The group said that in 2005 Wyoming had 6.09 deaths in big truck crashes per 100,000 residents, followed by Arkansas at 4.17, Oklahoma at 3.41, New Mexico at 3.27, Mississippi at 3.12, and West Virginia at 3.03.

The safest state, Rhode Island, had 0.09 fatalities per 100,000 residents, followed by Massachusetts at 0.38, Connecticut at 0.48, District of Columbia at 0.54, Hawaii at 0.71, Alaska at 0.75, New York at 0.76, New Hampshire at 0.84 and Delaware at 0.95.

The largest increases in truck fatality rates between 2004 and 2005 came in Oklahoma, South Carolina and Louisiana. The greatest drops were in Alabama, Indiana and South Dakota.

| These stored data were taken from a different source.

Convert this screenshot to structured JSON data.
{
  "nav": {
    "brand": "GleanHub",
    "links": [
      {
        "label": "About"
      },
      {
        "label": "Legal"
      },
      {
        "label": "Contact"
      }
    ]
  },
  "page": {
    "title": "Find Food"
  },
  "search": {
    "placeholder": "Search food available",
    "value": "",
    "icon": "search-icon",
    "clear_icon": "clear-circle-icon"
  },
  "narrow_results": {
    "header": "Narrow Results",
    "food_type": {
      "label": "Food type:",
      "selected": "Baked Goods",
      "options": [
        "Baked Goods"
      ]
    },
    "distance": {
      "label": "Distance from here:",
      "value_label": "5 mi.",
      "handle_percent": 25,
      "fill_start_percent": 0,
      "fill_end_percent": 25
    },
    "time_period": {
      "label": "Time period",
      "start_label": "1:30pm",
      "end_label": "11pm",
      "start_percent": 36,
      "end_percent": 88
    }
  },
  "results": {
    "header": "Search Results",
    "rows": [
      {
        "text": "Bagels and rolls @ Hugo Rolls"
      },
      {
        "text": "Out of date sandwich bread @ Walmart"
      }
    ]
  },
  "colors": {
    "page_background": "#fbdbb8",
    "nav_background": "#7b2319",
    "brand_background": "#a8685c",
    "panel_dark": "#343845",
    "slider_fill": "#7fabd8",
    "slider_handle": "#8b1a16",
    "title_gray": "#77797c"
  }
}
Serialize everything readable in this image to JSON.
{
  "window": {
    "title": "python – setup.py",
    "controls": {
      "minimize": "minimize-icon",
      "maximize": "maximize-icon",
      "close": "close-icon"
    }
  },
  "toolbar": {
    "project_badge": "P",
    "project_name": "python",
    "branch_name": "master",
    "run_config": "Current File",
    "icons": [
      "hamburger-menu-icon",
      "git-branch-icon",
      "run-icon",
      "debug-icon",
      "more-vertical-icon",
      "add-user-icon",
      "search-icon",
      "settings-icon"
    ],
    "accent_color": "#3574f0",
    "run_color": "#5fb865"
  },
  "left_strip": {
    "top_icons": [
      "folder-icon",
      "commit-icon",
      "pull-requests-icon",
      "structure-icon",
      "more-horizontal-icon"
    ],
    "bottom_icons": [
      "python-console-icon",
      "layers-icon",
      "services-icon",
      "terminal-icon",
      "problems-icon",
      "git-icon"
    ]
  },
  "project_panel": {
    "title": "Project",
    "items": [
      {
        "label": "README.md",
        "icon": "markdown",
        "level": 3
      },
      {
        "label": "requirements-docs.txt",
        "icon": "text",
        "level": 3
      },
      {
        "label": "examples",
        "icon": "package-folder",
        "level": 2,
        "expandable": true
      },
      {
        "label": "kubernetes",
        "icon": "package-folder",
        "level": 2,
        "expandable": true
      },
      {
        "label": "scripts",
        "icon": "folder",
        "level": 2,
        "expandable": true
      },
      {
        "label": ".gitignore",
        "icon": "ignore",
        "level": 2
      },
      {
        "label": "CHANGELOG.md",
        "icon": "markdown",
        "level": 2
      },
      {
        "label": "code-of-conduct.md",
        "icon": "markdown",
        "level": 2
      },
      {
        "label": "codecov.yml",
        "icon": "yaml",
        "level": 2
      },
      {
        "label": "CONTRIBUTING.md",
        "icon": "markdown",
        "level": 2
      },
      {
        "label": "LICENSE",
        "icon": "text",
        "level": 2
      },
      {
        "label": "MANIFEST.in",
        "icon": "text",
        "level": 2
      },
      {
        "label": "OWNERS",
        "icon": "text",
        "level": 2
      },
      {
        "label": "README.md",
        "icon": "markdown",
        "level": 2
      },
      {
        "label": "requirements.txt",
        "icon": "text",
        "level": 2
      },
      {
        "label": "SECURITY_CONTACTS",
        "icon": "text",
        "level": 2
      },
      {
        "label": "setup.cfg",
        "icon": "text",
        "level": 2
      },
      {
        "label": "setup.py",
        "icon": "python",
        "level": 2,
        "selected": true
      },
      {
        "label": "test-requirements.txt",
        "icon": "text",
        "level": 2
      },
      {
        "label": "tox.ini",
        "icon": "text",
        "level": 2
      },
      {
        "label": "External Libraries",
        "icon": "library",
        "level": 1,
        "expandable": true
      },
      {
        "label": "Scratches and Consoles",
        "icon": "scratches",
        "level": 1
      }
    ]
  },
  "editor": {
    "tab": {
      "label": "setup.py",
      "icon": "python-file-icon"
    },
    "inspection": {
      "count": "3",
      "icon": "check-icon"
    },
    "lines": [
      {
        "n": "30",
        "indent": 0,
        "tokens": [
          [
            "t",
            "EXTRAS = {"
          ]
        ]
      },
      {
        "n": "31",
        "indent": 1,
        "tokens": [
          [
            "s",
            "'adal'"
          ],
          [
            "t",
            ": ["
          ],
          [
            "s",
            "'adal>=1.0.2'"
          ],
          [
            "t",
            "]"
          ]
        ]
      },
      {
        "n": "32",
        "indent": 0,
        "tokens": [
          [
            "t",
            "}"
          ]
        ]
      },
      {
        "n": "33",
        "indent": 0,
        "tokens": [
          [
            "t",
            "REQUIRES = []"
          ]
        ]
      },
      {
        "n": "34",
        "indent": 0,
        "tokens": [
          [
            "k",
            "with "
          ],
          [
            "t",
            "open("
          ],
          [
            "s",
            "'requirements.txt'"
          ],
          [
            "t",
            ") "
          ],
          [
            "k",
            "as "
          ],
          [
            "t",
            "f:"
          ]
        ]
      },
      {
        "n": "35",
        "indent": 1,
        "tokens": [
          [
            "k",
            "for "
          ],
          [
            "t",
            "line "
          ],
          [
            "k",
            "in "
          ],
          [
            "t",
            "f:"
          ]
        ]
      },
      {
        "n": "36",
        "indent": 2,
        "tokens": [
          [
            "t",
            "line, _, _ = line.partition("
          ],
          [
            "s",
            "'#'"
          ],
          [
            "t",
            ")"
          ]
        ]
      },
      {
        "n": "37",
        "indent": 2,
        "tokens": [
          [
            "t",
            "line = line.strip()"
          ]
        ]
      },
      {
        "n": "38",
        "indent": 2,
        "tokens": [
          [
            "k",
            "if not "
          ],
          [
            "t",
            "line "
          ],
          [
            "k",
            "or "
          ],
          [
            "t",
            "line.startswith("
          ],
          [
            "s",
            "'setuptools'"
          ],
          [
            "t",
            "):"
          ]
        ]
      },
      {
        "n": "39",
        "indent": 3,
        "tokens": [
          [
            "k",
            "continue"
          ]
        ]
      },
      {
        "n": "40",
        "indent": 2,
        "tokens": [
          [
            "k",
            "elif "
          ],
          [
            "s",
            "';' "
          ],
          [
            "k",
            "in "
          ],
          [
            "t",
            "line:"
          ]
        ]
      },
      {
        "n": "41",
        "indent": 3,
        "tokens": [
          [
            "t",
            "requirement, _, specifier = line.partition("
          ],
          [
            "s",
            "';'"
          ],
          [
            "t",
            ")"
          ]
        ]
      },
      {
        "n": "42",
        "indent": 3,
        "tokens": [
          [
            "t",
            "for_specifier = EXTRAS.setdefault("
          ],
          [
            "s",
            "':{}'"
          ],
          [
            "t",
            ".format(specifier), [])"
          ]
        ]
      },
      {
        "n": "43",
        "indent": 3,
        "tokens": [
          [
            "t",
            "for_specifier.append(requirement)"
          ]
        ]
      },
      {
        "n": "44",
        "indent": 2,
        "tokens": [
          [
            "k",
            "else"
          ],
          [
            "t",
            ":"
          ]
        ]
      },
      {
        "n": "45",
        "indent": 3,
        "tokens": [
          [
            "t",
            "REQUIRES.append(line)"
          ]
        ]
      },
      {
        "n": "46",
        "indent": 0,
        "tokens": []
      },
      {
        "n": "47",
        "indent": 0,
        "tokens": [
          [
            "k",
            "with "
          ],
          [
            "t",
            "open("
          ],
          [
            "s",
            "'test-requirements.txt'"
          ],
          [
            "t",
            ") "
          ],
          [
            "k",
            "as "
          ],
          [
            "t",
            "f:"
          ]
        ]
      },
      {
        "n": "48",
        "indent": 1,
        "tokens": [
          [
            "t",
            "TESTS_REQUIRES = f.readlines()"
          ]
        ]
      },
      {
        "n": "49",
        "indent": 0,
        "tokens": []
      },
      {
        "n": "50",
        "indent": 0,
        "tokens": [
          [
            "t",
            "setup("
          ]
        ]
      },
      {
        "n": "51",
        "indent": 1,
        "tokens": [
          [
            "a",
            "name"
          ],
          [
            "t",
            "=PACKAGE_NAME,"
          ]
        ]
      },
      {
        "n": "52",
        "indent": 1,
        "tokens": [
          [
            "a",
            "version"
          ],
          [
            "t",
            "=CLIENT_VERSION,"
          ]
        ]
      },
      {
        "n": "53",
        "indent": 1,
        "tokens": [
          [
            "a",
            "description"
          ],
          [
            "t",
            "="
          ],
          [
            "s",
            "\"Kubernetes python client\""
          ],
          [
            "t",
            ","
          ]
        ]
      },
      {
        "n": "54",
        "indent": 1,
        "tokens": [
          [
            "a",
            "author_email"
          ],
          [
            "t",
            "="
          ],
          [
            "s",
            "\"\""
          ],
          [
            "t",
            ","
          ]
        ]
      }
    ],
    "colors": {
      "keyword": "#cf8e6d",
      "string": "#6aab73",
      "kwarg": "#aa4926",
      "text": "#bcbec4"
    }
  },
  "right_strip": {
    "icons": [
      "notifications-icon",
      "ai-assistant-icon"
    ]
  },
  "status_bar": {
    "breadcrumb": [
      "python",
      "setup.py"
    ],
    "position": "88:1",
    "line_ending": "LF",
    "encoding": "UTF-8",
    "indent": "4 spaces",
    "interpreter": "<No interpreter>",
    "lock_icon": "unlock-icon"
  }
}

"We spend millions of dollars on food safety. Nearly 61 people die from E.coli (infections) each year, which is equivalent to the four-day death toll from truck crashes," said Jacqueline Gillan, vice president of Advocates for Highway and Auto Safety. "Anytime there is an E.coli outbreak, the federal government uses every resource available to stop this public health threat. Yet, unsafe big rigs kill and maim tens of thousands each year because truckers are pushed to drive long hours under unsafe conditions while the federal response has been silence and indifference."

Gillan and Claybrook criticized the motor carrier administration for increasing the number of hours a driver can operate a truck by 28 percent since 2003, up to as much as 88 hours over an eight-day tour of duty.